"Por favor, Deus, me ajude a trazer mais um."
Até o Último Homem é um filme confuso. Que Mel Gibson é um ótimo diretor, principalmente na hora de filmar violência, não restava dúvida, porém, o cineasta é também um homem com sérios problemas morais, como os diversos episódios que o relegaram a protagonista de apenas jornais e revistas por uns anos em Hollywood evidenciam. Isso se reflete em seu mais novo filme atrás das câmeras, lançado após um hiato de exatos dez anos desde Apocalypto.

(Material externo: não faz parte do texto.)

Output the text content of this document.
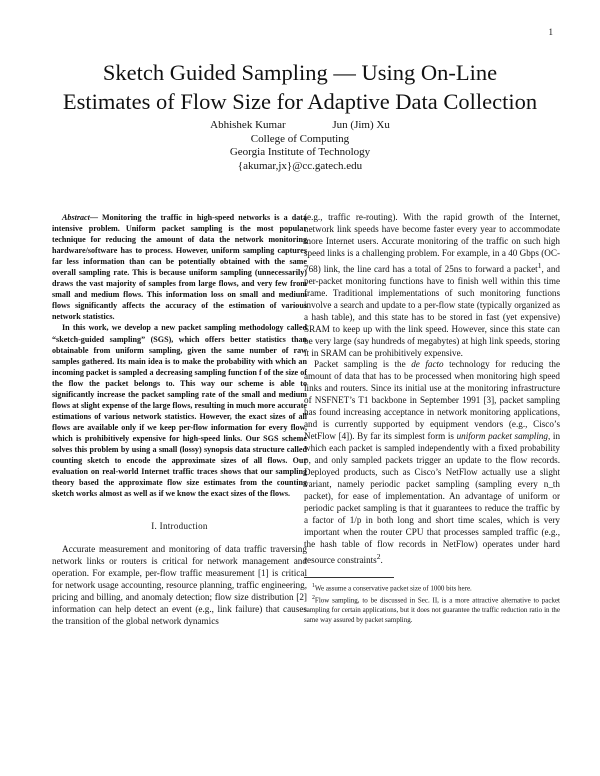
1
Sketch Guided Sampling — Using On-Line
Estimates of Flow Size for Adaptive Data Collection
Abhishek Kumar	Jun (Jim) Xu
College of Computing
Georgia Institute of Technology
{akumar,jx}@cc.gatech.edu

Abstract— Monitoring the traffic in high-speed networks is a data intensive problem. Uniform packet sampling is the most popular technique for reducing the amount of data the network monitoring hardware/software has to process. However, uniform sampling captures far less information than can be potentially obtained with the same overall sampling rate. This is because uniform sampling (unnecessarily) draws the vast majority of samples from large flows, and very few from small and medium flows. This information loss on small and medium flows significantly affects the accuracy of the estimation of various network statistics.

In this work, we develop a new packet sampling methodology called “sketch-guided sampling” (SGS), which offers better statistics than obtainable from uniform sampling, given the same number of raw samples gathered. Its main idea is to make the probability with which an incoming packet is sampled a decreasing sampling function f of the size of the flow the packet belongs to. This way our scheme is able to significantly increase the packet sampling rate of the small and medium flows at slight expense of the large flows, resulting in much more accurate estimations of various network statistics. However, the exact sizes of all flows are available only if we keep per-flow information for every flow, which is prohibitively expensive for high-speed links. Our SGS scheme solves this problem by using a small (lossy) synopsis data structure called counting sketch to encode the approximate sizes of all flows. Our evaluation on real-world Internet traffic traces shows that our sampling theory based the approximate flow size estimates from the counting sketch works almost as well as if we know the exact sizes of the flows.

I. Introduction

Accurate measurement and monitoring of data traffic traversing network links or routers is critical for network management and operation. For example, per-flow traffic measurement [1] is critical for network usage accounting, resource planning, traffic engineering, pricing and billing, and anomaly detection; flow size distribution [2] information can help detect an event (e.g., link failure) that causes the transition of the global network dynamics

(e.g., traffic re-routing). With the rapid growth of the Internet, network link speeds have become faster every year to accommodate more Internet users. Accurate monitoring of the traffic on such high speed links is a challenging problem. For example, in a 40 Gbps (OC-768) link, the line card has a total of 25ns to forward a packet$^1$, and per-packet monitoring functions have to finish well within this time frame. Traditional implementations of such monitoring functions involve a search and update to a per-flow state (typically organized as a hash table), and this state has to be stored in fast (yet expensive) SRAM to keep up with the link speed. However, since this state can be very large (say hundreds of megabytes) at high link speeds, storing it in SRAM can be prohibitively expensive.

Packet sampling is the de facto technology for reducing the amount of data that has to be processed when monitoring high speed links and routers. Since its initial use at the monitoring infrastructure of NSFNET’s T1 backbone in September 1991 [3], packet sampling has found increasing acceptance in network monitoring applications, and is currently supported by equipment vendors (e.g., Cisco’s NetFlow [4]). By far its simplest form is uniform packet sampling, in which each packet is sampled independently with a fixed probability p, and only sampled packets trigger an update to the flow records. Deployed products, such as Cisco’s NetFlow actually use a slight variant, namely periodic packet sampling (sampling every n_th packet), for ease of implementation. An advantage of uniform or periodic packet sampling is that it guarantees to reduce the traffic by a factor of 1/p in both long and short time scales, which is very important when the router CPU that processes sampled traffic (e.g., the hash table of flow records in NetFlow) operates under hard resource constraints$^2$.

$^1$We assume a conservative packet size of 1000 bits here.

$^2$Flow sampling, to be discussed in Sec. II, is a more attractive alternative to packet sampling for certain applications, but it does not guarantee the traffic reduction ratio in the same way assured by packet sampling.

Se Desmond Doss (Andrew Garfield) brigava com seus superiores para fazer valer sua ideologia de anti-violência em meio ao caos da guerra e ainda assim se fazer presente no campo de batalha, auxiliando os feridos, o filme parece brigar consigo mesmo enquanto por diversas vezas insere uma visão preconceituosa e reducionista em uma história que, por essência, deveria ser sobre coisas bonitas.
Gibson trata (mesmo através de seu protagonista, em alguns momentos) os japoneses como animais irracionais e essencialmente maus - "eles matam premiam quem matar médicos" - e seu território uma recriação do inferno em terra, pintando os homens do exército americano como guerreiros que defendem o lado certo - como se em uma guerra existisse um certo e um errado tão bem distintos - enquanto lutam para sobreviver à selvageria de monstros - mesmo a maneira como revela aos poucos o exército japonês, primeiramente coberto pela fumaça de bombas, lembra a abordagem de filmes de monstros - que não merecem algo que não tiros que os mutilarão. Ainda assim, filma a guerra como há muito não filmavam. Suas batalhas são sangrentas, sujas e mais que sangue, transbordam tensão, O choque é buscado a todo momento, nos jogando por diversas vezes em situação experimentadas pelos personagens, seja nos forçando a reagir a imagens extremamente gráficas como ratos devorando cadáveres destroçados, seja nos deixando em dúvidas sobre quem se mantém vivo após o intenso combate, algo que só descobrimos quando o personagem de Garfield também descobre.
No entanto, durante cerca de meia hora perto de seu fim, Até o Último Homem esconde um filme gigantesco dentro de si. A imagem de um indivíduo desarmado, em meio ao devastado campo de batalha, ainda cheio de adversidades e adversários, arriscando a própria vida para salvar outras, sem distinção de lado no confronto - Doss salvou 76 feridos, incluindo japoneses -, é impressionante e emociona. Que o personagem de Garfield faça isso individualmente, desamparado pelo seus superiores e Estado, que nem o queriam lá, torna tudo ainda mais forte em uma época onde governos eleitos se vestem de ódio e intolerância para promover o oposto do que o protagonista fez, muitas vezes utilizando a religião de maneira equivocada - e cenas onde Doss, ignorando os próprios ferimentos, ora pedindo para salvar ao menos mais um são comoventes, nos lembrando que o problema não é e nunca será a religiosidade, mas sim os indivíduos podres que a utilizam para o mal -, é uma lembrança de que mesmo quando no coletivo parecemos desandar, ainda vale individualmente tentarmos.
São trinta minutos que podem não redimir todos os problemas do filme de Gibson, mas que transformam Até o Último Homem em uma experiência que merece ser vivenciada, sim, de preferência na telona, onde ninguém verá se alguma lágrima mais teimosa sair.